Views on war do belong in class
Vivian B. Martin The Hartford CourantWhen they disagree with a view I've expressed, some readers, apparently believing they haven't thrown in enough insults, tell me how horrible it is to know that I am influencing impressionable young college students. My response is usually that I should be so lucky. The image of learning taking place as information travels from a professor's mouth to a student's tender ears is clearly not informed by any of the abundant research on how people learn.

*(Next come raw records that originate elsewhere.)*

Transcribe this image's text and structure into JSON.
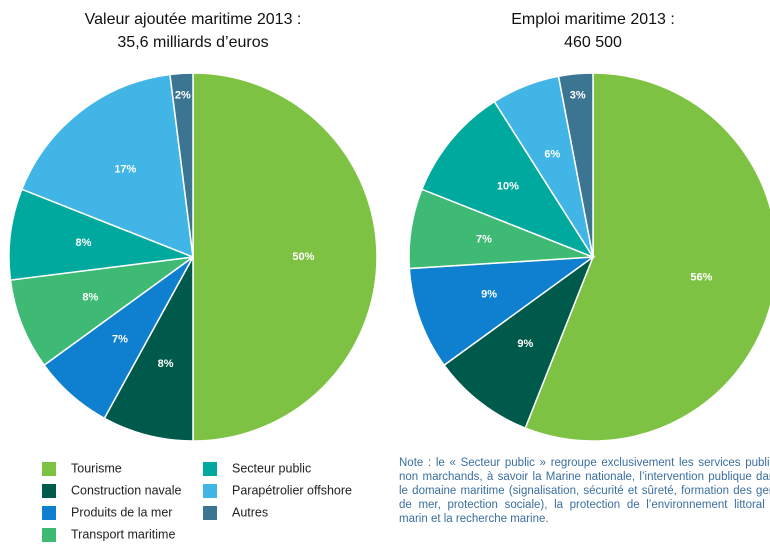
{
  "chart_data": [
    {
      "type": "pie",
      "title": "Valeur ajoutée maritime 2013 :",
      "subtitle": "35,6 milliards d’euros",
      "categories": [
        "Tourisme",
        "Construction navale",
        "Produits de la mer",
        "Transport maritime",
        "Secteur public",
        "Parapétrolier offshore",
        "Autres"
      ],
      "values": [
        50,
        8,
        7,
        8,
        8,
        17,
        2
      ],
      "value_labels": [
        "50%",
        "8%",
        "7%",
        "8%",
        "8%",
        "17%",
        "2%"
      ],
      "colors": [
        "#7dc242",
        "#005a4b",
        "#0f7fcf",
        "#3fba75",
        "#00a99d",
        "#41b6e6",
        "#3b7592"
      ]
    },
    {
      "type": "pie",
      "title": "Emploi maritime 2013 :",
      "subtitle": "460 500",
      "categories": [
        "Tourisme",
        "Construction navale",
        "Produits de la mer",
        "Transport maritime",
        "Secteur public",
        "Parapétrolier offshore",
        "Autres"
      ],
      "values": [
        56,
        9,
        9,
        7,
        10,
        6,
        3
      ],
      "value_labels": [
        "56%",
        "9%",
        "9%",
        "7%",
        "10%",
        "6%",
        "3%"
      ],
      "colors": [
        "#7dc242",
        "#005a4b",
        "#0f7fcf",
        "#3fba75",
        "#00a99d",
        "#41b6e6",
        "#3b7592"
      ]
    }
  ],
  "note": "Note : le « Secteur public » regroupe exclusivement les services publics non marchands, à savoir la Marine nationale, l’intervention publique dans le domaine maritime (signalisation, sécurité et sûreté, formation des gens de mer, protection sociale), la protection de l’environnement littoral et marin et la recherche marine."
}
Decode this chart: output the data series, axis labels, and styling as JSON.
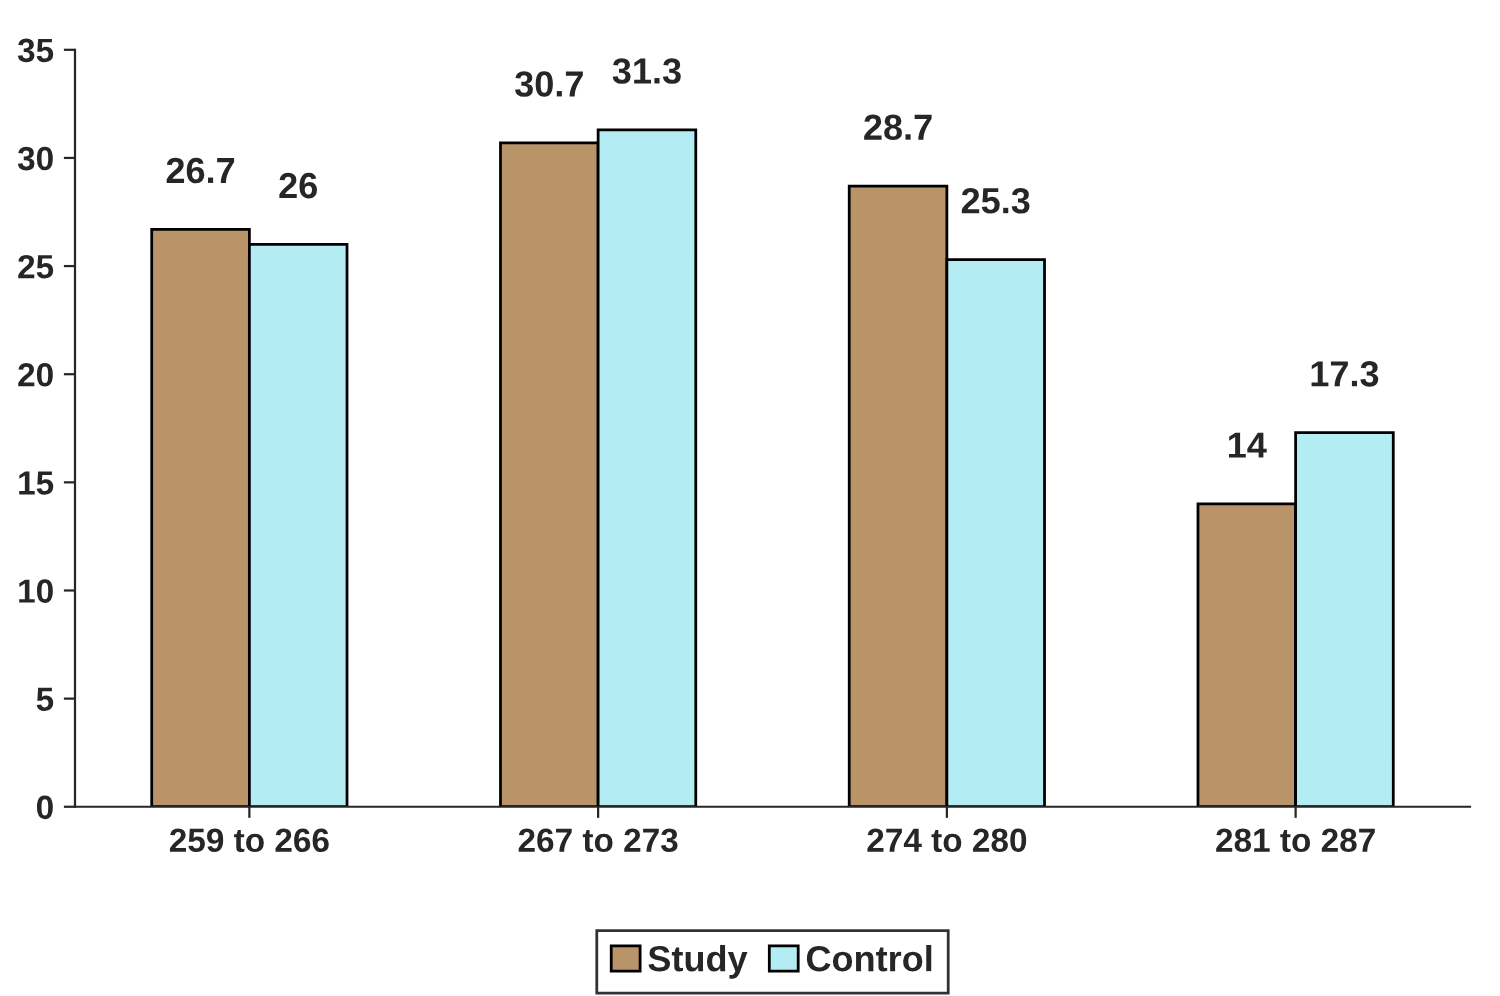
{
  "chart_data": {
    "type": "bar",
    "categories": [
      "259 to 266",
      "267 to 273",
      "274 to 280",
      "281 to 287"
    ],
    "series": [
      {
        "name": "Study",
        "color": "#b89468",
        "values": [
          26.7,
          30.7,
          28.7,
          14
        ]
      },
      {
        "name": "Control",
        "color": "#b4ecf4",
        "values": [
          26,
          31.3,
          25.3,
          17.3
        ]
      }
    ],
    "ylim": [
      0,
      35
    ],
    "yticks": [
      0,
      5,
      10,
      15,
      20,
      25,
      30,
      35
    ],
    "data_labels": true,
    "legend": "bottom",
    "grid": false
  }
}
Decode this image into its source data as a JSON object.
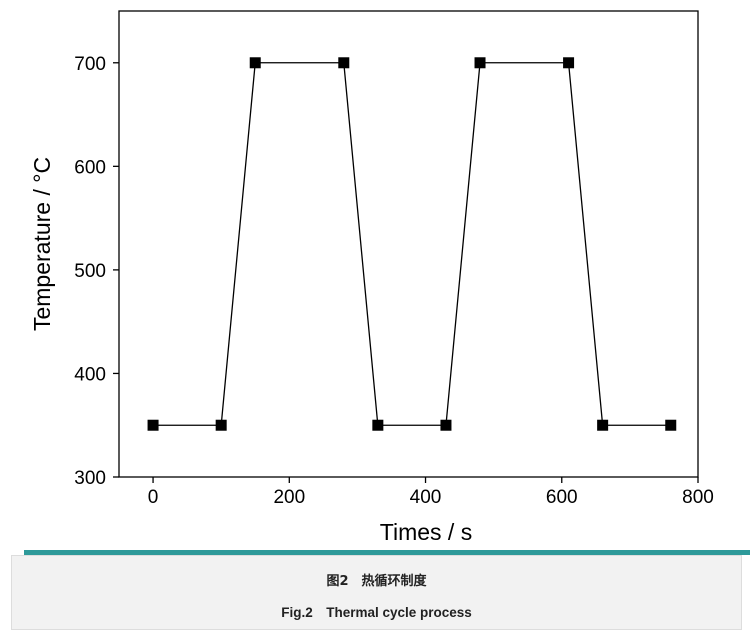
{
  "chart_data": {
    "type": "line",
    "xlabel": "Times / s",
    "ylabel": "Temperature / °C",
    "xlim": [
      -50,
      800
    ],
    "ylim": [
      300,
      750
    ],
    "xticks": [
      0,
      200,
      400,
      600,
      800
    ],
    "yticks": [
      300,
      400,
      500,
      600,
      700
    ],
    "grid": false,
    "marker": "square",
    "series": [
      {
        "x": [
          0,
          100,
          150,
          280,
          330,
          430,
          480,
          610,
          660,
          760
        ],
        "values": [
          350,
          350,
          700,
          700,
          350,
          350,
          700,
          700,
          350,
          350
        ]
      }
    ]
  },
  "caption": {
    "chinese": "图2　热循环制度",
    "english": "Fig.2　Thermal cycle process"
  },
  "colors": {
    "line": "#000000",
    "marker": "#000000",
    "accent_bar": "#2e9a9a",
    "caption_bg": "#f2f2f2"
  }
}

Nonetheless, the question of whether college professors should discuss the impending war in their classrooms has made for lively exchanges at Central Connecticut State University, where I teach. The debate, much of which has taken place on an automated e-mail list read by faculty members, mirrors discussions around the country as academics and intellectuals debate the official U.S. response to events following Sept. 11, 2001. Why do academics hate America? has been the pretty shaky assumption that has framed the complaints of groups that think campuses are crawling with left-leaning, blame- America-first professors.
The local debate broke out when the art department passed a resolution against a war with Iraq and called on other departments to do the
same. The philosophy department soon followed with its own statement against the war. Meanwhile, other faculty members argued that such overtly political activity within departments and classrooms was an attempt at indoctrination of students and faculty members with opposing views. This is a brief account of an exchange that included a little trash talk; when some of the parties took the dispute outside, to a panel before faculty and students, there were more respectful exchanges.
Some professors believe they have a responsibility to help students critically evaluate issues of the day, such as war, and some students say they want to hear professors' views even if they disagree with them. Other faculty don't see a role for such discussions at all, or they think discussions are appropriate only as they pertain to a professor's scholarly expertise -- and that faculty members must make clear when they are speaking as citizens rather than as experts.
The latter stance becomes complicated because, as some in the audience noted, most disciplines have something to say about war: biology, computer science, math and philosophy, just to name a few. Mike Alewitz, the muralist, political activist and professor behind the art department's resolution, noted that art students who would go out into the world to create advertising for corporations or other forms of media need to engage with the moral issues of the day. Because he spoke from the standpoint of someone who has worked in the art world and in academia, Alewitz's arguments were compelling. At a time when the free market and corporate values permeate most spheres of life, the university is one of the last places where people can discuss the social responsibility and consequences of professions such as art, engineering, law, medicine and journalism.
As a junior high student in the early 1970s, I used to look forward to the days when some teachers would set aside the math or geography lesson and talk about the war in Vietnam. I can still recall the image of my science teacher suddenly looking at the clock and realizing that the few remarks he'd planned on recent news out of Vietnam had turned into 20 or more minutes. He threw his book aside and said, "This is important," and continued discussing his objections to U.S. involvement in Vietnam. I probably used those views to form my dinner table arguments against the war.
College students have more critical distance from their professors, but the professor who launches into a soliloquy on the war in Iraq that has no relation to the academic content of the course is on shaky ground. Most college professors accept that there is a line between their personal views and the needs of the classroom. Students wouldn't let them get away with crossing that line.
This past week, I have begun working with students in one class to put together a story about views on Iraq by showing them how to use interviews, locate just enough pertinent background detail and make responsible use of polling data surrounding the question of how Americans feel about war.
"Can we put our opinions in the article, too?" The question always comes, but this time there was more urgency and a few more disappointed faces when I explained that other people's views were the focus of the assignment. They'll get used to it.
Vivian B. Martin teaches journalism at Central Connecticut State and writes a regular column for The Hartford Courant.